Arnold Schwarzenegger was forced to tell the truth about his illegitimate love child in a counseling session with his wife Maria Shriver. Arnie thought that Maria had booked the session – held after he left governor’s office in 2011 in California – to help the couple cope with the transition from public to private life. In actual fact, she had far more pressing concerns, which she had been suppressing, all the while that he had been the governor of the state of California.

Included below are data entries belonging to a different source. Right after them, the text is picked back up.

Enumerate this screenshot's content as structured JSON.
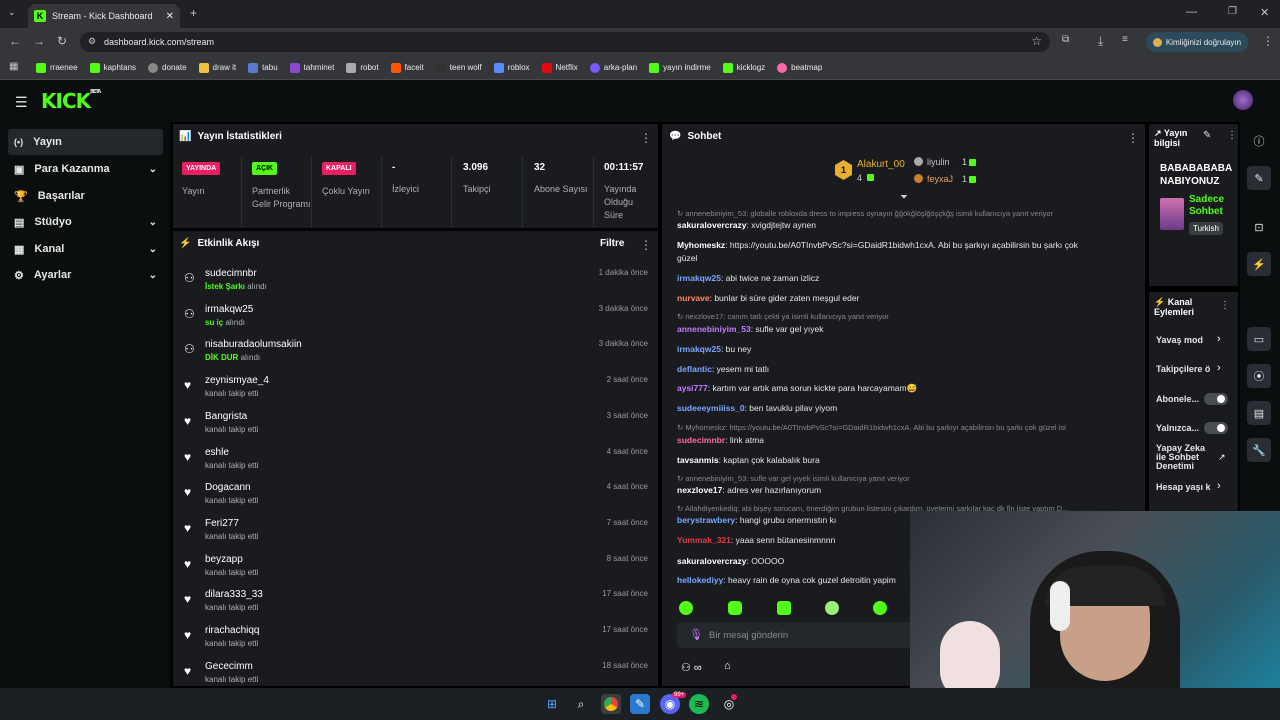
{
  "browser": {
    "tab_title": "Stream - Kick Dashboard",
    "url": "dashboard.kick.com/stream",
    "identity_button": "Kimliğinizi doğrulayın",
    "bookmarks": [
      "rraenee",
      "kaphtans",
      "donate",
      "draw it",
      "tabu",
      "tahminet",
      "robot",
      "faceit",
      "teen wolf",
      "roblox",
      "Netflix",
      "arka-plan",
      "yayın indirme",
      "kicklogz",
      "beatmap"
    ]
  },
  "app": {
    "logo": "KICK",
    "logo_beta": "BETA"
  },
  "sidebar": {
    "items": [
      {
        "label": "Yayın",
        "active": true
      },
      {
        "label": "Para Kazanma",
        "chevron": true
      },
      {
        "label": "Başarılar"
      },
      {
        "label": "Stüdyo",
        "chevron": true
      },
      {
        "label": "Kanal",
        "chevron": true
      },
      {
        "label": "Ayarlar",
        "chevron": true
      }
    ]
  },
  "stats": {
    "title": "Yayın İstatistikleri",
    "cells": [
      {
        "badge": "YAYINDA",
        "badge_color": "#e91e63",
        "label": "Yayın"
      },
      {
        "badge": "AÇIK",
        "badge_color": "#53fc18",
        "label": "Partnerlik Gelir Programı"
      },
      {
        "badge": "KAPALI",
        "badge_color": "#e91e63",
        "label": "Çoklu Yayın"
      },
      {
        "value": "-",
        "label": "İzleyici"
      },
      {
        "value": "3.096",
        "label": "Takipçi"
      },
      {
        "value": "32",
        "label": "Abone Sayısı"
      },
      {
        "value": "00:11:57",
        "label": "Yayında Olduğu Süre"
      }
    ]
  },
  "feed": {
    "title": "Etkinlik Akışı",
    "filter": "Filtre",
    "events": [
      {
        "name": "sudecimnbr",
        "highlight": "İstek Şarkı",
        "action": " alındı",
        "time": "1 dakika önce",
        "icon": "reward"
      },
      {
        "name": "irmakqw25",
        "highlight": "su iç",
        "action": " alındı",
        "time": "3 dakika önce",
        "icon": "reward"
      },
      {
        "name": "nisaburadaolumsakiin",
        "highlight": "DİK DUR",
        "action": " alındı",
        "time": "3 dakika önce",
        "icon": "reward"
      },
      {
        "name": "zeynismyae_4",
        "highlight": "",
        "action": "kanalı takip etti",
        "time": "2 saat önce",
        "icon": "heart"
      },
      {
        "name": "Bangrista",
        "highlight": "",
        "action": "kanalı takip etti",
        "time": "3 saat önce",
        "icon": "heart"
      },
      {
        "name": "eshle",
        "highlight": "",
        "action": "kanalı takip etti",
        "time": "4 saat önce",
        "icon": "heart"
      },
      {
        "name": "Dogacann",
        "highlight": "",
        "action": "kanalı takip etti",
        "time": "4 saat önce",
        "icon": "heart"
      },
      {
        "name": "Feri277",
        "highlight": "",
        "action": "kanalı takip etti",
        "time": "7 saat önce",
        "icon": "heart"
      },
      {
        "name": "beyzapp",
        "highlight": "",
        "action": "kanalı takip etti",
        "time": "8 saat önce",
        "icon": "heart"
      },
      {
        "name": "dilara333_33",
        "highlight": "",
        "action": "kanalı takip etti",
        "time": "17 saat önce",
        "icon": "heart"
      },
      {
        "name": "rirachachiqq",
        "highlight": "",
        "action": "kanalı takip etti",
        "time": "17 saat önce",
        "icon": "heart"
      },
      {
        "name": "Gececimm",
        "highlight": "",
        "action": "kanalı takip etti",
        "time": "18 saat önce",
        "icon": "heart"
      }
    ]
  },
  "chat": {
    "title": "Sohbet",
    "leaderboard": [
      {
        "name": "Alakurt_00",
        "count": "4",
        "rank": "1"
      },
      {
        "name": "liyulin",
        "count": "1"
      },
      {
        "name": "feyxaJ",
        "count": "1"
      }
    ],
    "messages": [
      {
        "reply": "annenebiniyim_53: globalle robloxda dress to impress oynayın ğğökğlöşlğöşçkğş isimli kullanıcıya yanıt veriyor"
      },
      {
        "user": "sakuralovercrazy",
        "color": "#ffffff",
        "text": ": xvigdjtejtw aynen"
      },
      {
        "user": "Myhomeskz",
        "color": "#ffffff",
        "text": ": https://youtu.be/A0TInvbPvSc?si=GDaidR1bidwh1cxA. Abi bu şarkıyı açabilirsin bu şarkı çok"
      },
      {
        "text2": "güzel"
      },
      {
        "user": "irmakqw25",
        "color": "#7aa7ff",
        "text": ": abi twice ne zaman izlicz"
      },
      {
        "user": "nurvave",
        "color": "#ff8c5a",
        "text": ": bunlar bi süre gider zaten meşgul eder"
      },
      {
        "reply": "nexzlove17: canım tatlı çekti ya isimli kullanıcıya yanıt veriyor"
      },
      {
        "user": "annenebiniyim_53",
        "color": "#c77dff",
        "text": ": sufle var gel yıyek"
      },
      {
        "user": "irmakqw25",
        "color": "#7aa7ff",
        "text": ": bu ney"
      },
      {
        "user": "deflantic",
        "color": "#7aa7ff",
        "text": ": yesem mi tatlı"
      },
      {
        "user": "aysi777",
        "color": "#c77dff",
        "text": ": kartım var artık ama sorun kickte para harcayamam😅"
      },
      {
        "user": "sudeeeymiiiss_0",
        "color": "#7aa7ff",
        "text": ": ben tavuklu pilav yiyom"
      },
      {
        "reply": "Myhomeskz: https://youtu.be/A0TInvbPvSc?si=GDaidR1bidwh1cxA. Abi bu şarkıyı açabilirsin bu şarkı çok güzel isi"
      },
      {
        "user": "sudecimnbr",
        "color": "#ff6b9d",
        "text": ": link atma"
      },
      {
        "user": "tavsanmis",
        "color": "#ffffff",
        "text": ": kaptan çok kalabalık bura"
      },
      {
        "reply": "annenebiniyim_53: sufle var gel yıyek isimli kullanıcıya yanıt veriyor"
      },
      {
        "user": "nexzlove17",
        "color": "#ffffff",
        "text": ": adres ver hazırlanıyorum"
      },
      {
        "reply": "Allahdiyenkediq: abi bişey sorucam, önerdiğim grubun listesini çıkardım, üyelerini şarkılar kaç dk fln liste yaptım D..."
      },
      {
        "user": "berystrawbery",
        "color": "#7aa7ff",
        "text": ": hangi grubu onermıstın kı"
      },
      {
        "user": "Yummak_321",
        "color": "#e63946",
        "text": ": yaaa senn bütanesinmnnn"
      },
      {
        "user": "sakuralovercrazy",
        "color": "#ffffff",
        "text": ": OOOOO"
      },
      {
        "user": "hellokediyy",
        "color": "#7aa7ff",
        "text": ": heavy rain de oyna cok guzel detroitin yapim"
      }
    ],
    "input_placeholder": "Bir mesaj gönderin"
  },
  "stream_info": {
    "title": "Yayın bilgisi",
    "stream_title": "BABABABABA NABIYONUZ",
    "category": "Sadece Sohbet",
    "language": "Turkish"
  },
  "channel_actions": {
    "title": "Kanal Eylemleri",
    "items": [
      {
        "label": "Yavaş mod",
        "type": "chevron"
      },
      {
        "label": "Takipçilere ö",
        "type": "chevron"
      },
      {
        "label": "Abonele...",
        "type": "toggle"
      },
      {
        "label": "Yalnızca...",
        "type": "toggle"
      },
      {
        "label": "Yapay Zeka ile Sohbet Denetimi",
        "type": "link"
      },
      {
        "label": "Hesap yaşı k",
        "type": "chevron"
      }
    ]
  },
  "taskbar": {
    "badge": "99+"
  }
}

Schwarzengger makes the shocking admission in his new autobiography, entitled Total Recall: My Unbelievably True Life Story, which is due to hit bookstores on October 1, 2012. The Arnie love-child story is the sub-plot that’s making the headlines, though readers will have to wait until near the end of the 624-page book to get the juicy details of his illicit affair with his housekeeper Mildred Baena. The child was 15 years old before Shriver discovered the truth and Arnie admits that he should have been honest with her long before that fateful counseling session.

“Instead of doing the right thing, I’d just put the truth in a mental compartment and locked it up where I didn’t deal with it every day,” writes Schwarzenegger. He even tried to convince himself that Baena’s son was not his child, though as the boy grew older, it became undeniable that he was Arnold Schwarzenegger’s son. When Baena’s husband left her and Arnie was forced to provide for her and her son financially, he had already been appointed governor of California and so dealt with the situation as privately as possible, so as not to compromise his political position. Maria Shriver filed for divorce in July 2011.